Onevenredigheid van handhaving
16. Eisers vinden dat handhaving onevenredig is met de te dienen belangen. In dit kader wijzen eisers op andere percelen en bijgebouwen in de omgeving waarbij niet wordt gehandhaafd. Verder wijzen eisers op de handtekeningenlijst van omwonenden, waarmee zij willen aantonen dat er geen weerstand in de omgeving is. Eisers werpen daarom de vraag op hoe erg de aanwezigheid van het bijgebouw op deze plek nu daadwerkelijk is. Het lijkt daarom willekeurig dat het college in hun geval wel streng handhaaft. Er zou daarom meer belang moeten worden toegekend aan de belangen van eisers bij het behoud van het bijgebouw.
17. De rechtbank oordeelt dat handhaving niet onevenredig is in verhouding met de te dienen belangen. Het bijgebouw is gebouwd op een plek waar dat niet mag, zonder dat daar een omgevingsvergunning voor verleend is. Het college mag meer belang toekennen aan het algemene belang dat is gediend met handhaving van de regels van het bestemmingsplan dan aan het belang van eisers bij behoud van het bijgebouw voor hun bedrijf en gezin.

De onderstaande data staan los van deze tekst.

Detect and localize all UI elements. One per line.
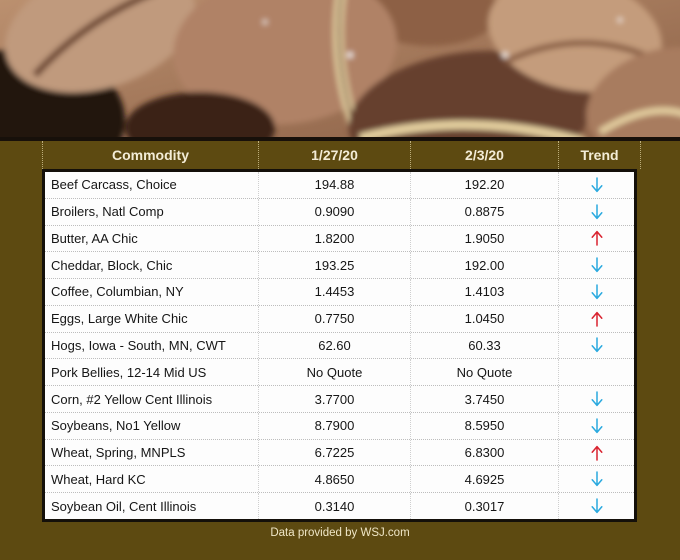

De beroepsgrond slaagt niet.
18. Eisers voeren aan dat de hoogte van de dwangsom van € 15.000,- onevenredig is, maar daar is de rechtbank het niet mee eens. Het college heeft toegelicht dat de hoogte van de dwangsom afhankelijk is dan de aard en de ernst van de overtreding. Het college hecht er daarbij aan dat het hier gaat om een zonder vergunning gebouwd gebouw op een plek waar gebouwen niet zijn toegestaan. Uit vaste rechtspraak van de Afdeling bestuursrechtspraak van de Raad van State volgt dat van een dwangsom een zodanige prikkel moet uitgaan dat de opgelegde last wordt uitgevoerd, zonder dat er een dwangsom wordt verbeurd.De rechtbank oordeelt dat het college in dit licht heeft kunnen beslissen dat de dwangsom van € 15.000,- passend is geweest om de overtreding te laten beëindigen. De beroepsgrond slaagt niet.

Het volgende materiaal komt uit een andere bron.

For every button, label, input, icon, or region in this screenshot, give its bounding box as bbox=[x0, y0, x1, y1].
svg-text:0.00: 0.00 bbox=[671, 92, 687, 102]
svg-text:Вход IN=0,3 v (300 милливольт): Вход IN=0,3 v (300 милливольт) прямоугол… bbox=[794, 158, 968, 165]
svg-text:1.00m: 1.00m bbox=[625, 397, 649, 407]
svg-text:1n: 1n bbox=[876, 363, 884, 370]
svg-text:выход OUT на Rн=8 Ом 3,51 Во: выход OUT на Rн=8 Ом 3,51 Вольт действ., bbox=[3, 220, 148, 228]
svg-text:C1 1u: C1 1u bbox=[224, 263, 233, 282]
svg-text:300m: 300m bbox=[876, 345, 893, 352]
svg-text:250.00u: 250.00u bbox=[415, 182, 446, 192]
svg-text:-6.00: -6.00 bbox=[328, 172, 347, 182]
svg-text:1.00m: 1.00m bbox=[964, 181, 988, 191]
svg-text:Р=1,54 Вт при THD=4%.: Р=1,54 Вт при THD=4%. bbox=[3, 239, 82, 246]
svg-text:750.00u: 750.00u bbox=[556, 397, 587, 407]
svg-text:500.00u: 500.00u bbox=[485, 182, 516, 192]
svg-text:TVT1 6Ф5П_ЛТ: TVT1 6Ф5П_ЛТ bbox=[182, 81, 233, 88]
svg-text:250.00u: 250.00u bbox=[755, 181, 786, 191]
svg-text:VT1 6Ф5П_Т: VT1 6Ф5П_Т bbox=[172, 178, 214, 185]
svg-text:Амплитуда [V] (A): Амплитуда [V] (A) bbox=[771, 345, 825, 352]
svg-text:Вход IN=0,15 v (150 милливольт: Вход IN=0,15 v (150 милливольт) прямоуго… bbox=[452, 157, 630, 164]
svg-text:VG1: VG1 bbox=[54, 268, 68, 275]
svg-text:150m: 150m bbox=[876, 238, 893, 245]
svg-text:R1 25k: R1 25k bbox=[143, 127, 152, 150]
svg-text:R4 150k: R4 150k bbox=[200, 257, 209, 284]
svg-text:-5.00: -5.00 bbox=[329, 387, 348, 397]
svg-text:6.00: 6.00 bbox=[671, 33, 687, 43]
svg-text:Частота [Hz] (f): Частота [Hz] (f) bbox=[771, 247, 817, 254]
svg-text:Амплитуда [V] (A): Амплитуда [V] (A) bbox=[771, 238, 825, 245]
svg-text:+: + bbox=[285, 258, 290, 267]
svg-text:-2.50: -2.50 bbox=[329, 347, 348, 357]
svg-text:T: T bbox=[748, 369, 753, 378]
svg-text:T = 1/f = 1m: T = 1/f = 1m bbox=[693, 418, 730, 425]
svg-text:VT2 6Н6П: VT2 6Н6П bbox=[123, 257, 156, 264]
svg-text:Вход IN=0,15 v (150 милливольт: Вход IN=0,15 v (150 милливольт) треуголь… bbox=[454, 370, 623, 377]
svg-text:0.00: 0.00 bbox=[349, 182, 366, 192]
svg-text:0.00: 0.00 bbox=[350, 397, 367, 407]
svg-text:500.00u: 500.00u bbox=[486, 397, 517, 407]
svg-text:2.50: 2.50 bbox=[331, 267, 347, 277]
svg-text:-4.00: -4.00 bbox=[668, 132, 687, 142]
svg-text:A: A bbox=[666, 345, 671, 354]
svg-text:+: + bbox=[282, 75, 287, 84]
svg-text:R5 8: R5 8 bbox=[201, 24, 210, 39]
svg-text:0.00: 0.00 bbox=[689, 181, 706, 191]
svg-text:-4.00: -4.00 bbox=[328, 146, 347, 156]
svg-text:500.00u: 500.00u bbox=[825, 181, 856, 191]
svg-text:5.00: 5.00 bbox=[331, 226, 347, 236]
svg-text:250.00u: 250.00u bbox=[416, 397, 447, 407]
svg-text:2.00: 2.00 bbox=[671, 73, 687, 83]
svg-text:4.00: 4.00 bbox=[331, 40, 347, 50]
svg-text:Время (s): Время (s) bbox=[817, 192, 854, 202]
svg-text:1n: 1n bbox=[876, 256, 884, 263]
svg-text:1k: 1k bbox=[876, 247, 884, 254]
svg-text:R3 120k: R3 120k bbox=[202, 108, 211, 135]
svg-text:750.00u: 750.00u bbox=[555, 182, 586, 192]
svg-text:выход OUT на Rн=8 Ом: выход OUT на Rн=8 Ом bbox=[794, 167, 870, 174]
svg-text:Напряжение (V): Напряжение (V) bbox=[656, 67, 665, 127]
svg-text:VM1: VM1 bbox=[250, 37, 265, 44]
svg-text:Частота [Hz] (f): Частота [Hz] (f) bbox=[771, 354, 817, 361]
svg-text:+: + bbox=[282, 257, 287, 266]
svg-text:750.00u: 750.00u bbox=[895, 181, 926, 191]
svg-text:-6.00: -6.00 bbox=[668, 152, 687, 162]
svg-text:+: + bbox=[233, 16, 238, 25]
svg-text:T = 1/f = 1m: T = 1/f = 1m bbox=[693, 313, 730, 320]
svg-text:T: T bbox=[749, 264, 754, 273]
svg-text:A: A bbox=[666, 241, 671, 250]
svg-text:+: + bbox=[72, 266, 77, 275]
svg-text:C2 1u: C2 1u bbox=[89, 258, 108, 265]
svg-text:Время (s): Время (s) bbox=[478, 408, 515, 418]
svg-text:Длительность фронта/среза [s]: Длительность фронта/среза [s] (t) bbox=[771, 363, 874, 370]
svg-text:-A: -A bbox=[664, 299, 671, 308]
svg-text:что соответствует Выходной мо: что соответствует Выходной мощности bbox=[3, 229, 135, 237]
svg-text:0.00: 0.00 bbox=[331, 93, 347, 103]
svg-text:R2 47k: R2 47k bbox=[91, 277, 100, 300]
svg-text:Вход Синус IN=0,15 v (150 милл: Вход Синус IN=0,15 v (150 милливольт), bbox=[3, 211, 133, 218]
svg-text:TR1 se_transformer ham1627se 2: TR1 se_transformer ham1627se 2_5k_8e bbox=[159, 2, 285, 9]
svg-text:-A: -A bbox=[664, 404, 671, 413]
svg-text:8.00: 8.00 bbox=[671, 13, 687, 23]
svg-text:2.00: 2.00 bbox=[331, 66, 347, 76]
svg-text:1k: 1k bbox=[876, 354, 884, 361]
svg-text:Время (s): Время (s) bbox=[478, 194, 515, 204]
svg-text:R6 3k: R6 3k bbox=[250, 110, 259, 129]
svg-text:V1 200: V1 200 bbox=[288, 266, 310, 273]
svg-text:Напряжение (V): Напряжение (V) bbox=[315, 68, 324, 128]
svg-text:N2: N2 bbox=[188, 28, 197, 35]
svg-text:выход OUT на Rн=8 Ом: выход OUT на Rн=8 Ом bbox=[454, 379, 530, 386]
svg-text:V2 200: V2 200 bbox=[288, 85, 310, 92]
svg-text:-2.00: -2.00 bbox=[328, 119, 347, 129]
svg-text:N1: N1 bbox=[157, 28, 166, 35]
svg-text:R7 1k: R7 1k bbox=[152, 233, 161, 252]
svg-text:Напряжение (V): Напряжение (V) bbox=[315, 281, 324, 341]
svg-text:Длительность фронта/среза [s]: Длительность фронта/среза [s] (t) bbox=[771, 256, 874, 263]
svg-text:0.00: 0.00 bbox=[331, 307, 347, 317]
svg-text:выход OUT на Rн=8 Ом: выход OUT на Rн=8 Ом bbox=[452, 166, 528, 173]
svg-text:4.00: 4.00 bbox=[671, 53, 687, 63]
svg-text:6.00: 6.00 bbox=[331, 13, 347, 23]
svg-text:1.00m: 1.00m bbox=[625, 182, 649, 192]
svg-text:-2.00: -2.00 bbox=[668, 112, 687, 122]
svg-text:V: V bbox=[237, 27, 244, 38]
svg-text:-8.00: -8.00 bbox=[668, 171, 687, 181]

Het beroep over de omgevingsvergunning
19. Het bouwplan is in strijd met het bestemmingsplan en het college heeft in redelijkheid kunnen besluiten om geen gebruik te maken van zijn bevoegdheid om van het bestemmingsplan af te wijken. De omgevingsvergunning is daarom terecht geweigerd. Het beroep is ongegrond. Voor een proceskostenveroordeling bestaat geen aanleiding.
Het beroep over de last onder dwangsom
20. Er is sprake van een overtreding. Er zijn geen bijzondere omstandigheden op grond waarvan van handhaving moet worden afgezien. De last onder dwangsom is terecht opgelegd. Het beroep is ongegrond. Voor een proceskostenveroordeling bestaat geen aanleiding.